Beowulf raconte l'histoire de Beowulf, c'est-à-dire
d'un valeureux guerrier répondant aux appels d'un royaume terrorisé
par le monstre Grendel. Mettant un terme à une nuit de festivités,
ce dernier fait irruption dans la salle commune du village où
se trouve le héros, puis est vaincu à l'issue d'un rude
combat. Se faisant offrir le trône et la reine sur la seule condition
du meurtre définitif de la mère de Grendel, Beowulf s'aventure
dans les montagnes et découvre la créature sous sa vraie
forme: celle d'une irrésistible tentatrice, avec qui il préfère
s'accoupler. Les années passent, et Beowulf exerce son règne,
coupable et amer d'avoir failli à sa tâche et menti à
ses pairs. Les lunes se succèdent jusqu'à ce que la vérité
éclate au grand jour: un dragon fait son apparition dans les
parages et ne se révèle comme rien d'autre que le fils
de Beowulf, que celui-ci doit affronter avant de périr, purifié
mais incompris, sur les sables de son royaume.

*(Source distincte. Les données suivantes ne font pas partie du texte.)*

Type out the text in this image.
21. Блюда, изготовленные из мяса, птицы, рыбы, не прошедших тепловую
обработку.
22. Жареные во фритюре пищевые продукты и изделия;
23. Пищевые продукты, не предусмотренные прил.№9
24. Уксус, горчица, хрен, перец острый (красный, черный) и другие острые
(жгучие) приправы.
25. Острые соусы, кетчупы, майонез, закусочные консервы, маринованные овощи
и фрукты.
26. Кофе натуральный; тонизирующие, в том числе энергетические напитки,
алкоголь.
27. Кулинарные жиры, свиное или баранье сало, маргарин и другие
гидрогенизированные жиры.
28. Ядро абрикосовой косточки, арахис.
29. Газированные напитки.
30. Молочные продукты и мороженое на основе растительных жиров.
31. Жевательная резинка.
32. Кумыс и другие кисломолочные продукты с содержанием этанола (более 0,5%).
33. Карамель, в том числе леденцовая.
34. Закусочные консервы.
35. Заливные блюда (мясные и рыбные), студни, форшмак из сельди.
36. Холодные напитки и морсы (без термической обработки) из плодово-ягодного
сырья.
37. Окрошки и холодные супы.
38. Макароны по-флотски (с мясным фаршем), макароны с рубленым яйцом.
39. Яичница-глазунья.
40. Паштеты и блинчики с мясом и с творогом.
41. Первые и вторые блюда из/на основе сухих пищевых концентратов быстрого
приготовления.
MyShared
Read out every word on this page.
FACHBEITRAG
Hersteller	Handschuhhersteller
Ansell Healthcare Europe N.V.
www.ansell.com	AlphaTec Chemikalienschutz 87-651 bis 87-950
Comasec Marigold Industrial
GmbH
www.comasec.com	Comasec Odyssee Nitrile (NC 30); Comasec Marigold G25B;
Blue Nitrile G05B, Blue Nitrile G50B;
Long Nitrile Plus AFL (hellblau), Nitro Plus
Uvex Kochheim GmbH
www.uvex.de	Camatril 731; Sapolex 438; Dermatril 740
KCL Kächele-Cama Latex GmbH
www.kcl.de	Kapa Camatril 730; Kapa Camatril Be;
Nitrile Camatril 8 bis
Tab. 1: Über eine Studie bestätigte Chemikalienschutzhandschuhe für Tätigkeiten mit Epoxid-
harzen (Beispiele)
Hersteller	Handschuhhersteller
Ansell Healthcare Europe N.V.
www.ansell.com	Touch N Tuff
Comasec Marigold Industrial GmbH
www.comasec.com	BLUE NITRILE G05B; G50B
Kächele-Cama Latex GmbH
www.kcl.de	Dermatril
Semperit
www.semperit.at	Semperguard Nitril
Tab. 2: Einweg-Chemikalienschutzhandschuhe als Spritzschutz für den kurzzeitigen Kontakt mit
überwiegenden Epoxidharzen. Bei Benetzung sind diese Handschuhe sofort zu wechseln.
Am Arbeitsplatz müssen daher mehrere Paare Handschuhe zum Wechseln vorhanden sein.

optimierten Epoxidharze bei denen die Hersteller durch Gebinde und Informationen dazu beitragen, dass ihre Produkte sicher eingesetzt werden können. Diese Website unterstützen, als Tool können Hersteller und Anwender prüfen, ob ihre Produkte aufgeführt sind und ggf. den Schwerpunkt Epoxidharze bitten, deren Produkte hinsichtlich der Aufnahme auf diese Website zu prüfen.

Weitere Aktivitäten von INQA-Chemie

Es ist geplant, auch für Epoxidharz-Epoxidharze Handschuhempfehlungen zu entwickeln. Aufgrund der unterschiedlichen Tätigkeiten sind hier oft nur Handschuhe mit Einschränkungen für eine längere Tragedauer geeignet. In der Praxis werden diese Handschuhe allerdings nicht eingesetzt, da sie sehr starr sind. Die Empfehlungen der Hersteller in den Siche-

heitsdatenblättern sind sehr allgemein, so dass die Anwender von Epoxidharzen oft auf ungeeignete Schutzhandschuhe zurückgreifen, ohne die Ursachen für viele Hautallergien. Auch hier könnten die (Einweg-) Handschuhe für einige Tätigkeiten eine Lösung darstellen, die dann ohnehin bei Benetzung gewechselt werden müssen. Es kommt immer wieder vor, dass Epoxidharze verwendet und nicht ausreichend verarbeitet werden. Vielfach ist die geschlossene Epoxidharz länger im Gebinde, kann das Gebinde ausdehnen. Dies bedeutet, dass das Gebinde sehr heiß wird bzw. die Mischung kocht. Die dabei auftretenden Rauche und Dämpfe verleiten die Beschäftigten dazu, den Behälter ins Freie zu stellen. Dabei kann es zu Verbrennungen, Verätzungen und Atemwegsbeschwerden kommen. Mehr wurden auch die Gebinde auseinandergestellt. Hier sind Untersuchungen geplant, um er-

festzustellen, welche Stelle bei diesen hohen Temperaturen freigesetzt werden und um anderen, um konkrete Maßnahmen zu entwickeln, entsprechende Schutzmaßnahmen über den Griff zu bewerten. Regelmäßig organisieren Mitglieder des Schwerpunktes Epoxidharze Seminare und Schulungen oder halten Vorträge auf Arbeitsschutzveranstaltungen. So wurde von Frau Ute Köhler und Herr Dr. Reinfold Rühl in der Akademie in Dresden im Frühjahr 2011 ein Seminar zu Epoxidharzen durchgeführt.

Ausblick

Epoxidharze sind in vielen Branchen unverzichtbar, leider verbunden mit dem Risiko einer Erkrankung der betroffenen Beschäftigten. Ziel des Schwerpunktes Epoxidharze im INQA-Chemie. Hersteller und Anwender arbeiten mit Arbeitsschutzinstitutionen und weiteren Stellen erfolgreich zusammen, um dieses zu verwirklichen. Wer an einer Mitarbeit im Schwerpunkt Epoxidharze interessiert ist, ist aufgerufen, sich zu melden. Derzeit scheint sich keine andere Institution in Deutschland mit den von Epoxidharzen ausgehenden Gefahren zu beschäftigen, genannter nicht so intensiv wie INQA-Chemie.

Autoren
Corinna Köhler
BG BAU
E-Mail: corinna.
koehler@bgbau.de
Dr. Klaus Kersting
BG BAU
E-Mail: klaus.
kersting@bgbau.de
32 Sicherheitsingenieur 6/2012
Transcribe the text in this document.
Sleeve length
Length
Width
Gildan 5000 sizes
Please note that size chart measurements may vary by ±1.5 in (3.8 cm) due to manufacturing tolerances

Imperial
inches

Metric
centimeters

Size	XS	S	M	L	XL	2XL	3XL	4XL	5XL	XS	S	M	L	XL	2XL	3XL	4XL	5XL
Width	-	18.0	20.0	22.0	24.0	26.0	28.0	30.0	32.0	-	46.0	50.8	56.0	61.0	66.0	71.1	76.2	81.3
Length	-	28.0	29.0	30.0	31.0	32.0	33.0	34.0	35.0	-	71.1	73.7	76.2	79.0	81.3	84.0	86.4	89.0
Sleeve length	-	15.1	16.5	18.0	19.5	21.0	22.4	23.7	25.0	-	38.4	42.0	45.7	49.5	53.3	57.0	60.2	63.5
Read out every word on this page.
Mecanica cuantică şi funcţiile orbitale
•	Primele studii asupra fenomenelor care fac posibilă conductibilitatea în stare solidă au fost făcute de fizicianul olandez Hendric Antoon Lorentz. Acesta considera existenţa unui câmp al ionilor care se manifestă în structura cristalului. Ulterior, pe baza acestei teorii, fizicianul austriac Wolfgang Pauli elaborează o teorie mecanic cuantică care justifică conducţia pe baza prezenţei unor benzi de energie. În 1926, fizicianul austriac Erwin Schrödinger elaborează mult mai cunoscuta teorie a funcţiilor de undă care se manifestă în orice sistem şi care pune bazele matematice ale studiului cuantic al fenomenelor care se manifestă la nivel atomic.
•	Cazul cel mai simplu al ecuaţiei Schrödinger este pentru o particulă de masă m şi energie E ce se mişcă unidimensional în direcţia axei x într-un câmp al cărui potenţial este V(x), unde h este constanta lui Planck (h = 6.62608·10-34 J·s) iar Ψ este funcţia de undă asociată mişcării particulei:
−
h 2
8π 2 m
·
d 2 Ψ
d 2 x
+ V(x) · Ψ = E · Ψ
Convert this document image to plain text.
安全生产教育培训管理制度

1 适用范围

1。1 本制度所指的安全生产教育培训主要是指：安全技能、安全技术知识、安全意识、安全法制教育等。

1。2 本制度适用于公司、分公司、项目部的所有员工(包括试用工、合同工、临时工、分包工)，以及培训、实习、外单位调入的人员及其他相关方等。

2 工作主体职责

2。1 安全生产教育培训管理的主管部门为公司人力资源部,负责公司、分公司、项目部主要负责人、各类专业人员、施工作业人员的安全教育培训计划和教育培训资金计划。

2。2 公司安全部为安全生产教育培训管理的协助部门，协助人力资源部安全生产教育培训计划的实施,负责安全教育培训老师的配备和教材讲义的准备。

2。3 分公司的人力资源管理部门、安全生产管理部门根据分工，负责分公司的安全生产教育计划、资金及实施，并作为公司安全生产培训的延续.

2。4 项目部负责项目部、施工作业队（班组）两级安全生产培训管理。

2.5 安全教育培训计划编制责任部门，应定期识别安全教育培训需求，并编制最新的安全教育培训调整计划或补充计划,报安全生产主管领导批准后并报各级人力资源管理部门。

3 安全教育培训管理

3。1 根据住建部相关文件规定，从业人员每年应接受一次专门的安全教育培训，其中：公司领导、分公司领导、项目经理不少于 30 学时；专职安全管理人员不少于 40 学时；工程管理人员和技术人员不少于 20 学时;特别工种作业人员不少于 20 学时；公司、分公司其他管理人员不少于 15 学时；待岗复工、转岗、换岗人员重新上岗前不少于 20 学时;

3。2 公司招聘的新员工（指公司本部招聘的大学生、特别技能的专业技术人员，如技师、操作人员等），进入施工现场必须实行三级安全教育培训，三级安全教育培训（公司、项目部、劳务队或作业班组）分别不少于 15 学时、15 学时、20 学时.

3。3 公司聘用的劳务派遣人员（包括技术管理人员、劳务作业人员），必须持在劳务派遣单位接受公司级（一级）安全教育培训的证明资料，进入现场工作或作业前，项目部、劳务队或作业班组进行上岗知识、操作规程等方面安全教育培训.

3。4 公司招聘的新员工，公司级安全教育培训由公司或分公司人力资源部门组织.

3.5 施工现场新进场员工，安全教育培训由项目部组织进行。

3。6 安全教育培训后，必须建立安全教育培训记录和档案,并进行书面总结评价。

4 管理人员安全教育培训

Ce récit, en apparence assez chargé, s'avère en
fait aussi laborieux à résumer qu'il est ennuyeux à
se faire raconter. Devant la promesse d'un film d'aventures haut en
couleurs, devant tant de revirements et de péripéties,
il est surprenant de voir le «film» (car peut-on encore
parler de « cinéma »?!...) consacrer un bon tiers
de sa durée, sinon la moitié, à des scènes
de dialogues parfaitement ordinaires. En fait, le plus grand problème
de Beowulf est de n'être ni plus, ni moins virtuel que
300 ou Lord of the Rings, de ne pas savoir justifier
sa libération des contraintes physiques ; comme dans ces productions
assurément influentes, l'action y est aussi malléable
qu'un tas de plasticine (c'est-à-dire beaucoup), face à
des scènes dramatiques figées dans un code rendant complètement
superflu le dispositif technique. Tout au plus, la « caméra
» trouve certains effets de flottement et d'onirisme dans quelques
séquences isolées. Quant à elle, l'adhésion
aux figurines numériques, chargées de faire passer des
émotions parfois complexes, demeure à la discrétion
du spectateur. Ceci dit, force est d'admettre que l'effet relève
bel et bien du jamais vu, et que les comédiens font bien leur
travail.
Comme s'il ne lui suffisait pas d'être insuffisante, l'action
même démontre un manque de direction ; d'abord plutôt
horrifiante, elle prend un ton comique et puéril autour du milieu,
puis devient expéditive et grandiloquente en fin de parcours.
Le même genre d'incohérence est à l'oeuvre dans
le scénario co-écrit par Roger Avary, qui signait pourtant
l'intéressante adaptation de Silent Hill il y a quelque
temps. Ne sachant pas trancher entre la satire et la dramatisation très
sérieuse des enjeux du récit, les auteurs ne savent visiblement
pas non plus quoi faire des pistes intrigantes, pourtant nombreuses,
qu'ils sèment tout au long (la montée de l'Église,
le vieillissement du héros, etc.). Le résultat est tapageur
et confus.
En somme, sans que cela ne soit très surprenant, Beowulf
sent la délégation, la répartition industrielle
des tâches, à plein nez. Aucune vision particulière
n'oriente l'ensemble, sinon l'ambition follement commerciale de préparer
minutieusement le public à l'apparition spectaculaire, déjà
célèbre avant la sortie du film, d'«Angelina Jolie»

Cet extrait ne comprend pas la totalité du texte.